以前とは違い、新選組が属する旧幕府軍は逆賊。
奉行所の隣、高台の龍雲寺に陣を張った薩摩軍。大砲を撃ち込んでは大きな音がこだました。
久摘葉は一人部屋の片隅で小さく縮こまり、耳を塞いで、作り出した暗闇に身を任せていた。
大砲の鈍い爆撃音が地鳴りを伴って響かせる。
自分の部屋にも被害が及ぶのではないか、それだけが心配でならない久摘葉。
しかし対策を講じているはず。
それに従えば、無事である事は出来るのだろうから。
今はそう信じ、一人で耐え凌ぐのだった。
大広間ですぐに対策が取られた。
最新兵器は飛び道具が大半を占める。夜ならば銃の狙いも定まりにくいだろうと判断し、敵陣営に乗り込むと判断が下された。

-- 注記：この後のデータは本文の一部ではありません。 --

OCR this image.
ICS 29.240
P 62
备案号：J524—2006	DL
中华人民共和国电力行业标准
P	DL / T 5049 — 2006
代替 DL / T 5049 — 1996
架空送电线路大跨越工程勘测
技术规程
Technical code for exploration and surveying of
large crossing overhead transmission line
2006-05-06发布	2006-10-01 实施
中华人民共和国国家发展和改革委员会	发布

銃撃戦が続けば不利になるのは旧幕府軍。この機を逃すわけにはいかなかった。
「問題は、動ける隊士が殆どいない事だな。俺の隊からも人員は割けねえよ。」
永倉が言う。
それはどこの隊も同じ。一つを除いて。
土方が指名したのはその一部隊。
「ほぼ無傷の羅刹隊を使う他ねえだろ。」
策も固まったその直後、再び爆撃音と地鳴りがこだまする。
敵に先手を打たれたのだ。
「久摘葉!ここから逃げるぞ!」
「ちょっと待って下さい。一体何が…」
颯太は真っ先に久摘葉の部屋へ。そして困惑する久摘葉の手を無理やり引く。
「囲まれたんだよ。壁が撃ち抜かれてもおかしくない。」
奉行所の周りを囲まれ、部屋で大人しくしていた久摘葉も外へ逃げる他なかった。